Die US-Zölle liegen der Schweiz im Nacken. US-Präsident Donald Trump hat auch die Pharmabranche im Visier und erhöht den Druck. Insbesondere der Schweiz wirft er vor, mit Pharmaprodukten ein Vermögen zu machen. SRF-Wirtschaftsredaktorin Lucia Theiler erklärt, warum die Pharmabranche in der Schweiz derart stark geworden ist.
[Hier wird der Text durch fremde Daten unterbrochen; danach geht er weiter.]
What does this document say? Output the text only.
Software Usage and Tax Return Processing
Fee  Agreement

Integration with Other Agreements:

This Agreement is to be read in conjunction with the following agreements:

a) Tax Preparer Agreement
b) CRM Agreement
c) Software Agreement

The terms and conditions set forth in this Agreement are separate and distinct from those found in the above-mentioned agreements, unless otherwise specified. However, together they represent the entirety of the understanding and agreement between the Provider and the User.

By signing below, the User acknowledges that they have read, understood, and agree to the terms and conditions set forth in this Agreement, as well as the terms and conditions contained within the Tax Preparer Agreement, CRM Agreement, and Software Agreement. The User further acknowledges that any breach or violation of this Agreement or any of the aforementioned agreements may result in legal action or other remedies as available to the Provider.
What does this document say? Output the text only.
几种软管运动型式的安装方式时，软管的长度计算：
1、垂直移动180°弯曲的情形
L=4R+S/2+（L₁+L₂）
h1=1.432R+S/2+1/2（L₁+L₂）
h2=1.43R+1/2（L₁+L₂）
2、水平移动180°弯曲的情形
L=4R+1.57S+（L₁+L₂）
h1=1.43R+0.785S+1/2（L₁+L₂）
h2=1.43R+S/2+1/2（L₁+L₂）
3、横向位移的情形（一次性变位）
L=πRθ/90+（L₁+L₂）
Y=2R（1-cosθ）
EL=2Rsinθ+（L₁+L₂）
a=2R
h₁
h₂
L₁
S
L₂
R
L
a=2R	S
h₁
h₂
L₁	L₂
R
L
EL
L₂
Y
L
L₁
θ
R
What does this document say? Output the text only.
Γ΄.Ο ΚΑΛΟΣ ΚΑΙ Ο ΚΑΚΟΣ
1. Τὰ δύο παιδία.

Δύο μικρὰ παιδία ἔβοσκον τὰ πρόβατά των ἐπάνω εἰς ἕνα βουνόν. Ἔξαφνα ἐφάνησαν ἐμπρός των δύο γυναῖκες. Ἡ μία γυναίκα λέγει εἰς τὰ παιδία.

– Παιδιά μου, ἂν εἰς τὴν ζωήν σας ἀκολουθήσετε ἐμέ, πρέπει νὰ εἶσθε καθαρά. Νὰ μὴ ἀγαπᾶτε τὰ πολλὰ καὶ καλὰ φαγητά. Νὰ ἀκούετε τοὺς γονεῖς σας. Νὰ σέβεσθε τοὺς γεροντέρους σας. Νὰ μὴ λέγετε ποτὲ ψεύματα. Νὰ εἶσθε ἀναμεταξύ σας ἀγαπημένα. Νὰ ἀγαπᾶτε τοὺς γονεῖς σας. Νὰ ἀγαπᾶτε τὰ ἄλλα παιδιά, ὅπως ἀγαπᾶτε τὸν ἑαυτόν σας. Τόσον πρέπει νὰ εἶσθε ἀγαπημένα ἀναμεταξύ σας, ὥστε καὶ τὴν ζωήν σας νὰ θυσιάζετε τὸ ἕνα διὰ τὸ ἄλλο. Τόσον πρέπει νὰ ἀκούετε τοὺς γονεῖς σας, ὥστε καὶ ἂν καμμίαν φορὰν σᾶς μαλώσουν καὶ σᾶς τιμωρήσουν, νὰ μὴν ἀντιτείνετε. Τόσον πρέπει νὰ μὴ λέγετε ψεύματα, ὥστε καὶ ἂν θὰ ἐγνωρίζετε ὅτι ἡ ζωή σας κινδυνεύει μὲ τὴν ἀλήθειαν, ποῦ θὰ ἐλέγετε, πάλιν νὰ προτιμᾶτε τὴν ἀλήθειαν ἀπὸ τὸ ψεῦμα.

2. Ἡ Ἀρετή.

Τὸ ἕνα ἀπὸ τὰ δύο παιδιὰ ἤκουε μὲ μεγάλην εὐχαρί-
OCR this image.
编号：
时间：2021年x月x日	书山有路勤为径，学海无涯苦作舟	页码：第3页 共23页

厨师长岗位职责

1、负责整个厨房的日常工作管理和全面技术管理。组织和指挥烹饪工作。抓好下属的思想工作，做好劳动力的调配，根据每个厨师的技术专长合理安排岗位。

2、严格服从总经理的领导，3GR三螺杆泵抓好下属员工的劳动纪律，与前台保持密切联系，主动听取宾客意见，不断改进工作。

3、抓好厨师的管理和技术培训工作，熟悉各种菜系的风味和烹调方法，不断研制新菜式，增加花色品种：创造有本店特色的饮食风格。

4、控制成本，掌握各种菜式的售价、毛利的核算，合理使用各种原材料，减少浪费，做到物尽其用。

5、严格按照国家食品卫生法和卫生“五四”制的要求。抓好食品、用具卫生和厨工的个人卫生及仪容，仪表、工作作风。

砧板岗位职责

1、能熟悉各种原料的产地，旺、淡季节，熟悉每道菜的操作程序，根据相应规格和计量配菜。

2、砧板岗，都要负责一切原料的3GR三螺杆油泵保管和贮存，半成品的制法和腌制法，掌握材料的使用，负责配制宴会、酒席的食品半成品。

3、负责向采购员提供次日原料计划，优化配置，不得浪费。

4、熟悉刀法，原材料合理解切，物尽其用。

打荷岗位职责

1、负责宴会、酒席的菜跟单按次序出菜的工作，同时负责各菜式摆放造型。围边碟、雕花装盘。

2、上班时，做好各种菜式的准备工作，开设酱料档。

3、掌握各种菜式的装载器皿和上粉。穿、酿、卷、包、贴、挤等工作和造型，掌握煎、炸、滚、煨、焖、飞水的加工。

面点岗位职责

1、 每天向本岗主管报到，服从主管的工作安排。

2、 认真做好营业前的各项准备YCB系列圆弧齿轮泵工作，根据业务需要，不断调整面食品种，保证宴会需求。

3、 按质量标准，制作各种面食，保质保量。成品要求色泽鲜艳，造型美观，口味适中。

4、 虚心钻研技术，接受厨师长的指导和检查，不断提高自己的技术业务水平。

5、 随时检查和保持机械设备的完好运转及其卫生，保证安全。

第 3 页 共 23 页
Wie ist die Stimmung in der Pharmabranche?
Man ist überhaupt nicht entspannt – und zwar aus verschiedenen Gründen: Erstens weiss man noch nicht, was kommt. In der EU beispielsweise haben die Pharmaprodukte Zölle. Zweitens hat Trump von 17 verschiedenen Pharmafirmen gefordert, dass sie in den USA die Preise senken müssen. Auch die beiden grossen Pharmaunternehmen Roche und Novartis bekamen einen solchen Brief. Trump doppelte dann sogar noch nach und sagte, dass wenn sie das nicht täten, könnte es Zölle von bis zu 250 Prozent geben – eine ziemliche Drohung. Und drittens: Die Pharma sieht sich als Teil der Schweizer Wirtschaft und 39 Prozent Zölle sind für viele eine Belastung und daher keine gute Nachricht.
Was waren die Ursprünge der Schweizer Pharma?
Der Ursprung liegt in der Chemie, konkret im Farbstoff, den man für den Textil- und Seidenhandel brauchte. Der Standort Basel war damals schon wichtig – wegen des Rheins als Transportweg und als Abwasserkanal. Das klingt heute komisch, war aber früher normal. Auch die Nähe zu Frankreich und Deutschland war damals bereits aufgrund von Arbeitskräften und Kunden ausschlaggebend. Die Chemieunternehmen von damals entdeckten dann, dass sie ihr Wissen auch für Medikamente nutzen konnten. Roche, heute ein internationaler Grosskonzern, begann zum Beispiel mit der synthetischen Herstellung von Vitamin C und Hustensaft. Auch andere Firmen begannen daraufhin immer mehr im Bereich Medikamente zu forschen und wurden so international gross.
Wie hat sich die Pharma für die Schweiz zu einer wichtigen Branche entwickelt?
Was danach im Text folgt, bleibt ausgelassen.